The Diyarbakir prison, which the military dictatorship filled to overflowing, still housed 270 prisoners two weeks ago, when it was emptied, just before Erdogan's planned visit, which had to be postponed due to a serious mining accident.

Next to the Military Prison number 5 -its official name- the prisons of the Midnight Express look like rest pavilions. Instances of torture, electrocutions, harassment and extrajudicial executions of political prisoners have been widely documented

Jordi Tejel, a specialist in Kurdish history, recalls the horror stories heard out loud: "They don't forget the warden, who walked around with a dog trained to bite the genitals." Tejel considers that the idea "is good from the start", but that "we will have to see the content, so that history is not rewritten". Likewise, he says, "wanting to be so many things can dilute meaning." Another risk is “to close falsely, because the present is not resolved. Erdogan's great rival in the Kurdish areas, Selahattin Demirtaş (HDP), is imprisoned in Edirne.

When Erdogan sounded out the conversion of the prison into educational centers 13 years ago, Demirtaş's reaction was that if it was not torn down, it could only be a museum. Now, however, Demirtaş's successor, Meral Danış Beştaş, says that Erdogan "is offering a false spring to those whose vote he persecutes."

Another HDP deputy goes further, saying that Erdogan "closes one prison after opening many more." After the purges after the attempted coup of 2016, these were not enough.

But ex-prisoners like Abdurrahim Semavi, who entered there at the age of 16 and left at the age of 23, believes that the museum "will preserve the memory of a dark age."

However, the writer from Diyarbakir, Erhan Sunar, warns that the museification "does not make sense, if there is not first an in-depth investigation of that period that clarifies responsibilities". "In the eighties," he recalls, "there were many deaths from torture disguised as suicides." At least 57 in three years.

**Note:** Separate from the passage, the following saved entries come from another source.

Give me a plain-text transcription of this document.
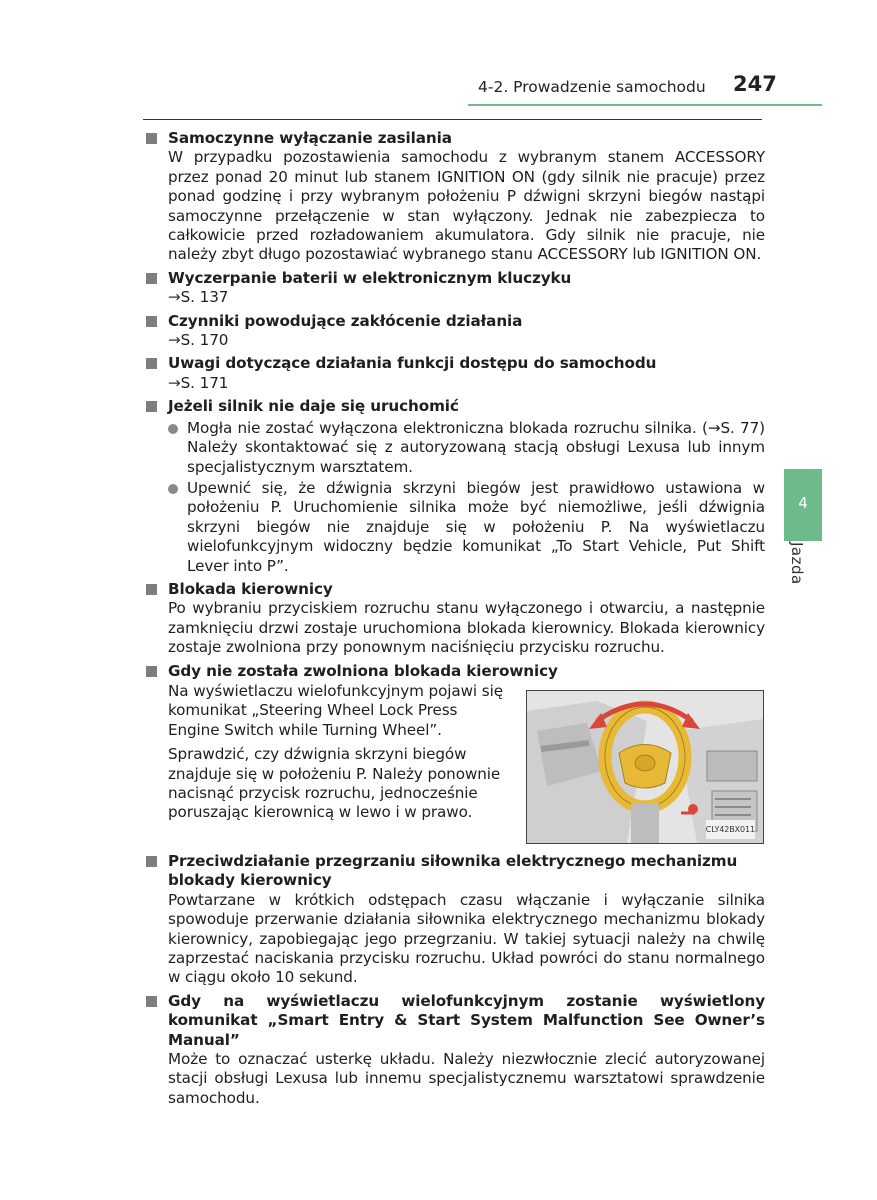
4-2. Prowadzenie samochodu 247
4
Jazda
Samoczynne wyłączanie zasilania
W przypadku pozostawienia samochodu z wybranym stanem ACCESSORY przez ponad 20 minut lub stanem IGNITION ON (gdy silnik nie pracuje) przez ponad godzinę i przy wybranym położeniu P dźwigni skrzyni biegów nastąpi samoczynne przełączenie w stan wyłączony. Jednak nie zabezpiecza to całkowicie przed rozładowaniem akumulatora. Gdy silnik nie pracuje, nie należy zbyt długo pozostawiać wybranego stanu ACCESSORY lub IGNITION ON.
Wyczerpanie baterii w elektronicznym kluczyku
→S. 137
Czynniki powodujące zakłócenie działania
→S. 170
Uwagi dotyczące działania funkcji dostępu do samochodu
→S. 171
Jeżeli silnik nie daje się uruchomić
Mogła nie zostać wyłączona elektroniczna blokada rozruchu silnika. (→S. 77) Należy skontaktować się z autoryzowaną stacją obsługi Lexusa lub innym specjalistycznym warsztatem.
Upewnić się, że dźwignia skrzyni biegów jest prawidłowo ustawiona w położeniu P. Uruchomienie silnika może być niemożliwe, jeśli dźwignia skrzyni biegów nie znajduje się w położeniu P. Na wyświetlaczu wielofunkcyjnym widoczny będzie komunikat „To Start Vehicle, Put Shift Lever into P”.
Blokada kierownicy
Po wybraniu przyciskiem rozruchu stanu wyłączonego i otwarciu, a następnie zamknięciu drzwi zostaje uruchomiona blokada kierownicy. Blokada kierownicy zostaje zwolniona przy ponownym naciśnięciu przycisku rozruchu.
Gdy nie została zwolniona blokada kierownicy
Na wyświetlaczu wielofunkcyjnym pojawi się komunikat „Steering Wheel Lock Press Engine Switch while Turning Wheel”.
Sprawdzić, czy dźwignia skrzyni biegów znajduje się w położeniu P. Należy ponownie nacisnąć przycisk rozruchu, jednocześnie poruszając kierownicą w lewo i w prawo.
CLY42BX011
Przeciwdziałanie przegrzaniu siłownika elektrycznego mechanizmu blokady kierownicy
Powtarzane w krótkich odstępach czasu włączanie i wyłączanie silnika spowoduje przerwanie działania siłownika elektrycznego mechanizmu blokady kierownicy, zapobiegając jego przegrzaniu. W takiej sytuacji należy na chwilę zaprzestać naciskania przycisku rozruchu. Układ powróci do stanu normalnego w ciągu około 10 sekund.
Gdy na wyświetlaczu wielofunkcyjnym zostanie wyświetlony komunikat „Smart Entry & Start System Malfunction See Owner’s Manual”
Może to oznaczać usterkę układu. Należy niezwłocznie zlecić autoryzowanej stacji obsługi Lexusa lub innemu specjalistycznemu warsztatowi sprawdzenie samochodu.
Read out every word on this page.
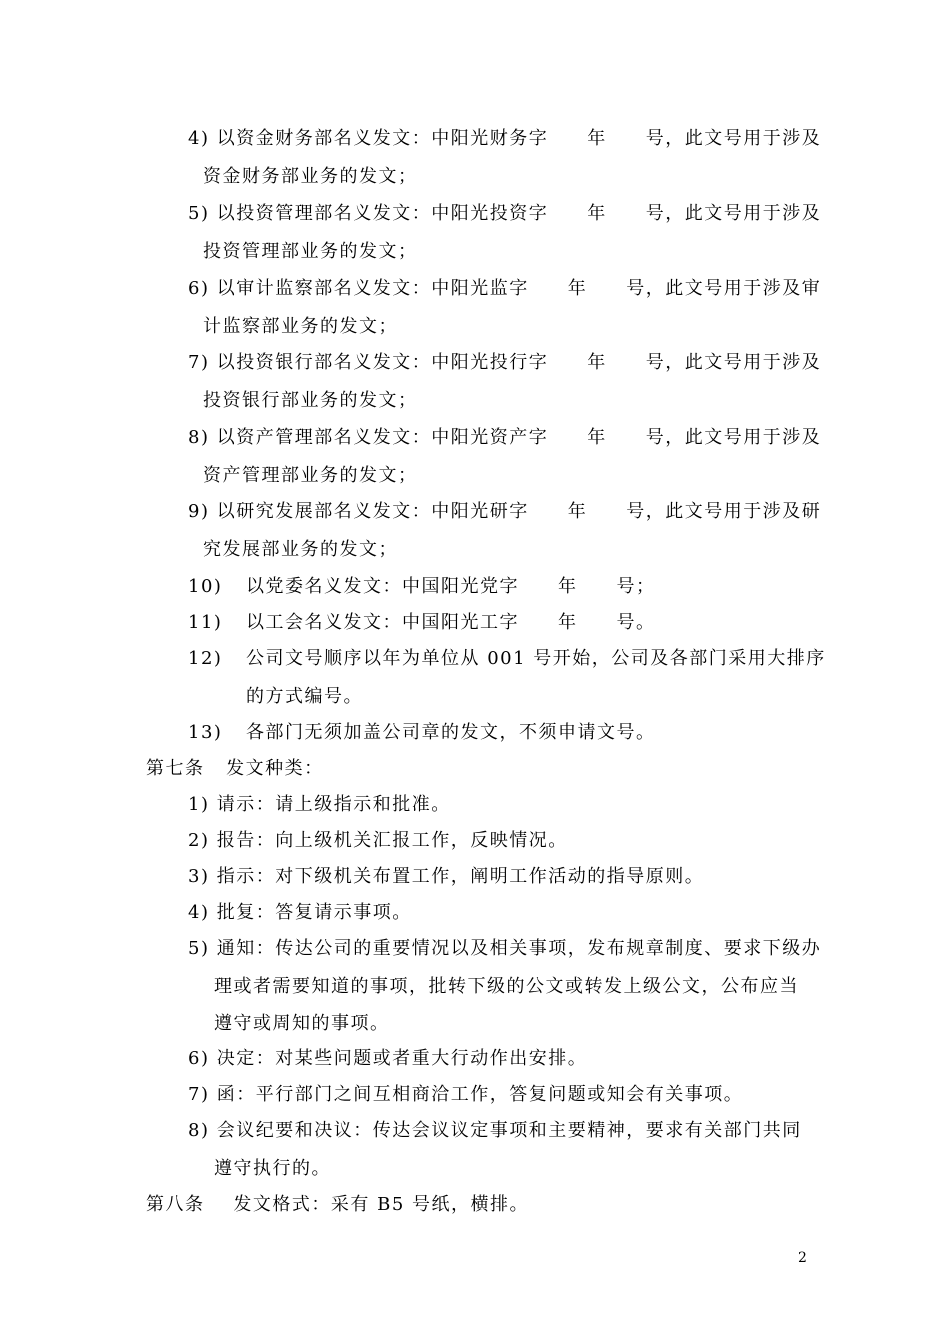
4) 以资金财务部名义发文：中阳光财务字　　年　　号，此文号用于涉及
资金财务部业务的发文；
5) 以投资管理部名义发文：中阳光投资字　　年　　号，此文号用于涉及
投资管理部业务的发文；
6) 以审计监察部名义发文：中阳光监字　　年　　号，此文号用于涉及审
计监察部业务的发文；
7) 以投资银行部名义发文：中阳光投行字　　年　　号，此文号用于涉及
投资银行部业务的发文；
8) 以资产管理部名义发文：中阳光资产字　　年　　号，此文号用于涉及
资产管理部业务的发文；
9) 以研究发展部名义发文：中阳光研字　　年　　号，此文号用于涉及研
究发展部业务的发文；
10) 以党委名义发文：中国阳光党字　　年　　号；
11) 以工会名义发文：中国阳光工字　　年　　号。
12) 公司文号顺序以年为单位从 001 号开始，公司及各部门采用大排序
的方式编号。
13) 各部门无须加盖公司章的发文，不须申请文号。
第七条 发文种类：
1) 请示：请上级指示和批准。
2) 报告：向上级机关汇报工作，反映情况。
3) 指示：对下级机关布置工作，阐明工作活动的指导原则。
4) 批复：答复请示事项。
5) 通知：传达公司的重要情况以及相关事项，发布规章制度、要求下级办
理或者需要知道的事项，批转下级的公文或转发上级公文，公布应当
遵守或周知的事项。
6) 决定：对某些问题或者重大行动作出安排。
7) 函：平行部门之间互相商洽工作，答复问题或知会有关事项。
8) 会议纪要和决议：传达会议议定事项和主要精神，要求有关部门共同
遵守执行的。
第八条 发文格式：采有 B5 号纸，横排。
2
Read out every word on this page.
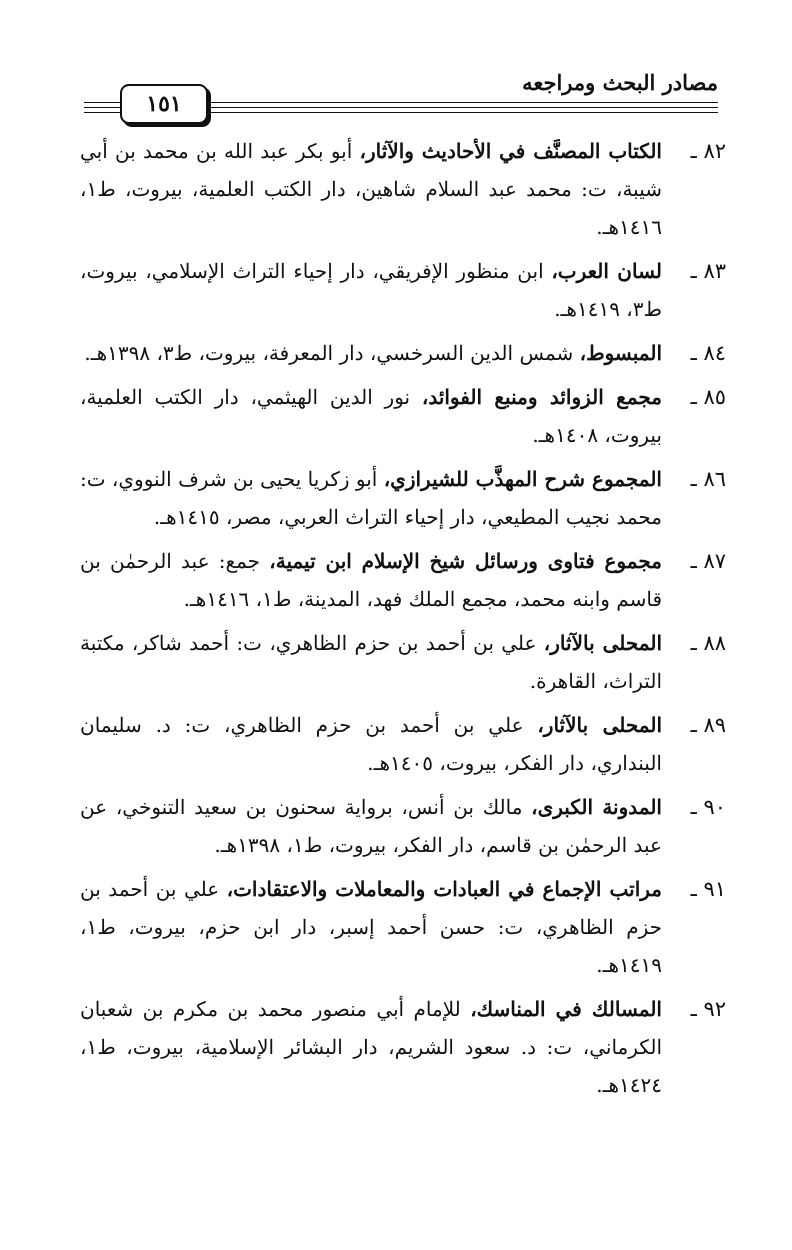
مصادر البحث ومراجعه
١٥١
٨٢ ـ
الكتاب المصنَّف في الأحاديث والآثار، أبو بكر عبد الله بن محمد بن أبي شيبة، ت: محمد عبد السلام شاهين، دار الكتب العلمية، بيروت، ط١، ١٤١٦هـ.
٨٣ ـ
لسان العرب، ابن منظور الإفريقي، دار إحياء التراث الإسلامي، بيروت، ط٣، ١٤١٩هـ.
٨٤ ـ
المبسوط، شمس الدين السرخسي، دار المعرفة، بيروت، ط٣، ١٣٩٨هـ.
٨٥ ـ
مجمع الزوائد ومنبع الفوائد، نور الدين الهيثمي، دار الكتب العلمية، بيروت، ١٤٠٨هـ.
٨٦ ـ
المجموع شرح المهذَّب للشيرازي، أبو زكريا يحيى بن شرف النووي، ت: محمد نجيب المطيعي، دار إحياء التراث العربي، مصر، ١٤١٥هـ.
٨٧ ـ
مجموع فتاوى ورسائل شيخ الإسلام ابن تيمية، جمع: عبد الرحمٰن بن قاسم وابنه محمد، مجمع الملك فهد، المدينة، ط١، ١٤١٦هـ.
٨٨ ـ
المحلى بالآثار، علي بن أحمد بن حزم الظاهري، ت: أحمد شاكر، مكتبة التراث، القاهرة.
٨٩ ـ
المحلى بالآثار، علي بن أحمد بن حزم الظاهري، ت: د. سليمان البنداري، دار الفكر، بيروت، ١٤٠٥هـ.
٩٠ ـ
المدونة الكبرى، مالك بن أنس، برواية سحنون بن سعيد التنوخي، عن عبد الرحمٰن بن قاسم، دار الفكر، بيروت، ط١، ١٣٩٨هـ.
٩١ ـ
مراتب الإجماع في العبادات والمعاملات والاعتقادات، علي بن أحمد بن حزم الظاهري، ت: حسن أحمد إسبر، دار ابن حزم، بيروت، ط١، ١٤١٩هـ.
٩٢ ـ
المسالك في المناسك، للإمام أبي منصور محمد بن مكرم بن شعبان الكرماني، ت: د. سعود الشريم، دار البشائر الإسلامية، بيروت، ط١، ١٤٢٤هـ.
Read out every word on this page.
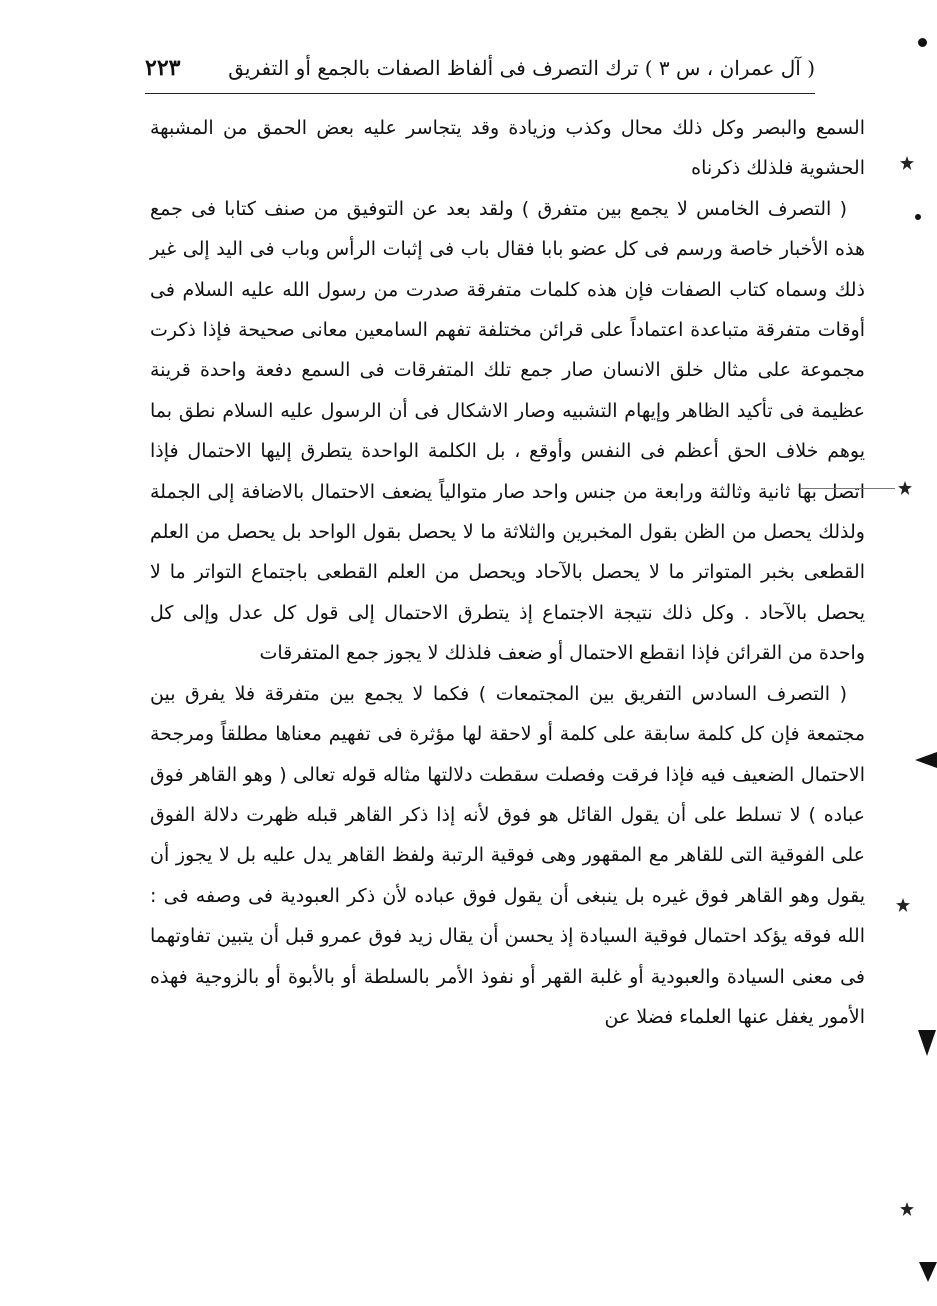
( آل عمران ، س ٣ ) ترك التصرف فى ألفاظ الصفات بالجمع أو التفريق
٢٢٣

السمع والبصر وكل ذلك محال وكذب وزيادة وقد يتجاسر عليه بعض الحمق من المشبهة الحشوية فلذلك ذكرناه

( التصرف الخامس لا يجمع بين متفرق ) ولقد بعد عن التوفيق من صنف كتابا فى جمع هذه الأخبار خاصة ورسم فى كل عضو بابا فقال باب فى إثبات الرأس وباب فى اليد إلى غير ذلك وسماه كتاب الصفات فإن هذه كلمات متفرقة صدرت من رسول الله عليه السلام فى أوقات متفرقة متباعدة اعتماداً على قرائن مختلفة تفهم السامعين معانى صحيحة فإذا ذكرت مجموعة على مثال خلق الانسان صار جمع تلك المتفرقات فى السمع دفعة واحدة قرينة عظيمة فى تأكيد الظاهر وإيهام التشبيه وصار الاشكال فى أن الرسول عليه السلام نطق بما يوهم خلاف الحق أعظم فى النفس وأوقع ، بل الكلمة الواحدة يتطرق إليها الاحتمال فإذا اتصل بها ثانية وثالثة ورابعة من جنس واحد صار متوالياً يضعف الاحتمال بالاضافة إلى الجملة ولذلك يحصل من الظن بقول المخبرين والثلاثة ما لا يحصل بقول الواحد بل يحصل من العلم القطعى بخبر المتواتر ما لا يحصل بالآحاد ويحصل من العلم القطعى باجتماع التواتر ما لا يحصل بالآحاد . وكل ذلك نتيجة الاجتماع إذ يتطرق الاحتمال إلى قول كل عدل وإلى كل واحدة من القرائن فإذا انقطع الاحتمال أو ضعف فلذلك لا يجوز جمع المتفرقات

( التصرف السادس التفريق بين المجتمعات ) فكما لا يجمع بين متفرقة فلا يفرق بين مجتمعة فإن كل كلمة سابقة على كلمة أو لاحقة لها مؤثرة فى تفهيم معناها مطلقاً ومرجحة الاحتمال الضعيف فيه فإذا فرقت وفصلت سقطت دلالتها مثاله قوله تعالى ( وهو القاهر فوق عباده ) لا تسلط على أن يقول القائل هو فوق لأنه إذا ذكر القاهر قبله ظهرت دلالة الفوق على الفوقية التى للقاهر مع المقهور وهى فوقية الرتبة ولفظ القاهر يدل عليه بل لا يجوز أن يقول وهو القاهر فوق غيره بل ينبغى أن يقول فوق عباده لأن ذكر العبودية فى وصفه فى : الله فوقه يؤكد احتمال فوقية السيادة إذ يحسن أن يقال زيد فوق عمرو قبل أن يتبين تفاوتهما فى معنى السيادة والعبودية أو غلبة القهر أو نفوذ الأمر بالسلطة أو بالأبوة أو بالزوجية فهذه الأمور يغفل عنها العلماء فضلا عن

Fifteen months ago, Erdogan had already anticipated on television that he would turn the aforementioned prison, "a symbol of cruelty and torture", into a cultural center "to eliminate this nightmare from the memory of Diyarbakir".

This will not be the first time that the Turkish president has converted a prison. More than a decade ago, in Ankara, the Ulucanlar prison, where the writers Nâzim Hikmet and Yaşar Kemal were imprisoned, was already transformed into a museum.

Erdogan himself spent four months in jail in the late 1990s, when, as mayor of Istanbul, he read a textbook poem at a rally that read: "And the minarets shall be our bayonets."

Needless to say, under Erdogan, the leader of the 1980 coup, General Kenan Evren, was tried and died under house arrest, as a private soldier.

Although the first coup dates back to 1960, when the conservative Prime Minister Adnan Menderes, whom Erdogan admires, was executed after a summary trial in Yassiada, opposite Istanbul.

This tiny island was reopened two years ago as the Island of Democracy and Freedom. Although its detractors have renamed it Cement Island, because not a single tree was left standing.